Hinzu kommt: Rocket Internet sticht damit auch die beiden Börsenneulinge Uniper und Innogy aus. Schon im Vorfeld der jeweiligen Neuemissionen der beiden E.ON- bzw. RWE-Abspaltungen war klar, dass beide Firmen mindestens SDAX-, wenn nicht sogar MDAX-Potenzial haben. Dass sie jetzt erst einmal übergangen werden, liegt daran, dass für eine Indexmitgliedschaft ein Börsenhandel von mindestens 30 Tagen stattgefunden haben muss.
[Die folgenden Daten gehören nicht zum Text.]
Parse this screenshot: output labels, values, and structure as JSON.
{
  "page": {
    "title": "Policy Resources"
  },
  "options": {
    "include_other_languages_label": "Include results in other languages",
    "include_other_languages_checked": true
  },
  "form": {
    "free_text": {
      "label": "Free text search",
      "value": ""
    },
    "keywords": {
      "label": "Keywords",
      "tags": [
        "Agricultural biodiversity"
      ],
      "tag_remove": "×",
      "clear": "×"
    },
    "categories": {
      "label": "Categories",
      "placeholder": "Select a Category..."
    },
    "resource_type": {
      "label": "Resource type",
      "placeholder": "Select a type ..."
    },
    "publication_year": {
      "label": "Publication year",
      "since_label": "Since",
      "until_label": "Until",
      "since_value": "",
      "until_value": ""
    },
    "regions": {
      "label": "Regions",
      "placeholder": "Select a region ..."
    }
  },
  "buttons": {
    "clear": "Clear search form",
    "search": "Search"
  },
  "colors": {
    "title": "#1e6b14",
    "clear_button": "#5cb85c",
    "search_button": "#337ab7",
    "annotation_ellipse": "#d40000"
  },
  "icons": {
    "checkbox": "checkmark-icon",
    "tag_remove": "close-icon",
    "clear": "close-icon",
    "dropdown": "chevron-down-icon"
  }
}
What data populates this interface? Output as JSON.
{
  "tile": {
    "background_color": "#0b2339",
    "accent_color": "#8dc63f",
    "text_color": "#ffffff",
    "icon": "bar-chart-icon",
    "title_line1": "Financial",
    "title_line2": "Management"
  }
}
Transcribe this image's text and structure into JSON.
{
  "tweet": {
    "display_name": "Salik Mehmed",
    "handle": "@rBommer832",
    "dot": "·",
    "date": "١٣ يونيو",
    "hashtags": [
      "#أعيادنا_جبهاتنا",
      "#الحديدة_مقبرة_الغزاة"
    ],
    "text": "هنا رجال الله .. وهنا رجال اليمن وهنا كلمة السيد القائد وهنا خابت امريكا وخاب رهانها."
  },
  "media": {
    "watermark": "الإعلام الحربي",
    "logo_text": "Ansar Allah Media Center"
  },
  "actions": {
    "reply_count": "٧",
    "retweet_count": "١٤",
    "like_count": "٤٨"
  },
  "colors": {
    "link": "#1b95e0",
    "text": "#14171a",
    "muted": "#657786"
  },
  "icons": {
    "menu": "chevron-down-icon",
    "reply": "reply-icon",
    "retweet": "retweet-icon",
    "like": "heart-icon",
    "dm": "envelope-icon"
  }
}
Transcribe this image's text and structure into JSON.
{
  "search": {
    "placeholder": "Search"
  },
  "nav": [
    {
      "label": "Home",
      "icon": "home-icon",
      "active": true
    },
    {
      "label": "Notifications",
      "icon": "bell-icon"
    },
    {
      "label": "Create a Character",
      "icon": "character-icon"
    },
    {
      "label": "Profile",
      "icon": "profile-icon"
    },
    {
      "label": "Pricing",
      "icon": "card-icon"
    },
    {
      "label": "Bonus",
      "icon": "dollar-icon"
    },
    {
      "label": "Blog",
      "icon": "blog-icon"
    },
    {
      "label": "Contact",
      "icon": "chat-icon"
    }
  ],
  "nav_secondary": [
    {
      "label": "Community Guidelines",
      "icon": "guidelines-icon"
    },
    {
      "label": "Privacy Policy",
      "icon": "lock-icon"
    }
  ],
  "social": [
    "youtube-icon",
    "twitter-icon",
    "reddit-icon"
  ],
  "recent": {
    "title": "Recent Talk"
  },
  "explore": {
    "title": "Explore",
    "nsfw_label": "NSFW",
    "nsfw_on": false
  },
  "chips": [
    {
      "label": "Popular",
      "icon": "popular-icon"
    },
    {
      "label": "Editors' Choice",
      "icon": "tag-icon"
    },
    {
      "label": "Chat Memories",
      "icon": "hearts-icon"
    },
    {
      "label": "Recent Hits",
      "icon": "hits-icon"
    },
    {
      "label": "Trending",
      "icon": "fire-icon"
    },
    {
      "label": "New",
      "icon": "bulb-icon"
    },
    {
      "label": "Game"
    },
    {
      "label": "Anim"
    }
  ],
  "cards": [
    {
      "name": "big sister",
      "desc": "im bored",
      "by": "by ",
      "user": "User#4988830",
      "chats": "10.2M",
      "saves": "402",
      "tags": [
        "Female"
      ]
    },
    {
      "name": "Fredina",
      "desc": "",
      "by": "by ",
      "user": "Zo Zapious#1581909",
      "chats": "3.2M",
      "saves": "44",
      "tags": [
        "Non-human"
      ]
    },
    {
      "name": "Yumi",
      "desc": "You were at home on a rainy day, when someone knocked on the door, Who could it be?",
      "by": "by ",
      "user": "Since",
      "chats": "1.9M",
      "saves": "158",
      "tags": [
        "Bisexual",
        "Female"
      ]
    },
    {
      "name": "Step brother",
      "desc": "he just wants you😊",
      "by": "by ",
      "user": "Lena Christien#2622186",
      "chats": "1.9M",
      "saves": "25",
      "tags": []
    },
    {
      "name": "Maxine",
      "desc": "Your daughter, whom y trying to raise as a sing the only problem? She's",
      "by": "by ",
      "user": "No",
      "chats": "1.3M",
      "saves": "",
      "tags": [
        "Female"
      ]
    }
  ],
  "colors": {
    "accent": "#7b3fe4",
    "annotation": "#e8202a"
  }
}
Was ist Rocket Internet wirklich wert?

Bleibt die Frage, ob sich durch eine SDAX-Mitgliedschaft die Börsenbewertung von Rocket Internet, insbesondere aber auch das Sentiment gegenüber der Aktie positiv verändern könnte. In den letzten Wochen gab es ja so etwas wie eine kleine Aufhellung, nachdem Rocket Internet zwar insgesamt für das erste Halbjahr erneut einen hohen Verlust melden musste, aber bei den wichtigsten Beteiligung operative Verbesserungen ausweisen konnte. Hilfreich in diesem Zusammenhang war auch eine Berechnung der BHF Bank, die auf Basis möglicher Platzierungs-Bewertungen der Hauptbeteiligungen auf einen fairen Wert von 32,20 € je Rocket-Internet-Aktie gekommen war.

Eine neue Mitgliedschaft im SDAX dürfte hier sicherlich unterstützend wirken, ohne dass wir allerdings größere Impulse erwarten. Aktuell befindet sich die Aktie noch deutlich in der Phase einer Bodenbildung, weshalb sich hier neue Käufe noch nicht zwingend aufdrängen. Wer engagiert ist, sollte dies aber bleiben, da wir das Risiko nach unten für überschaubar halten.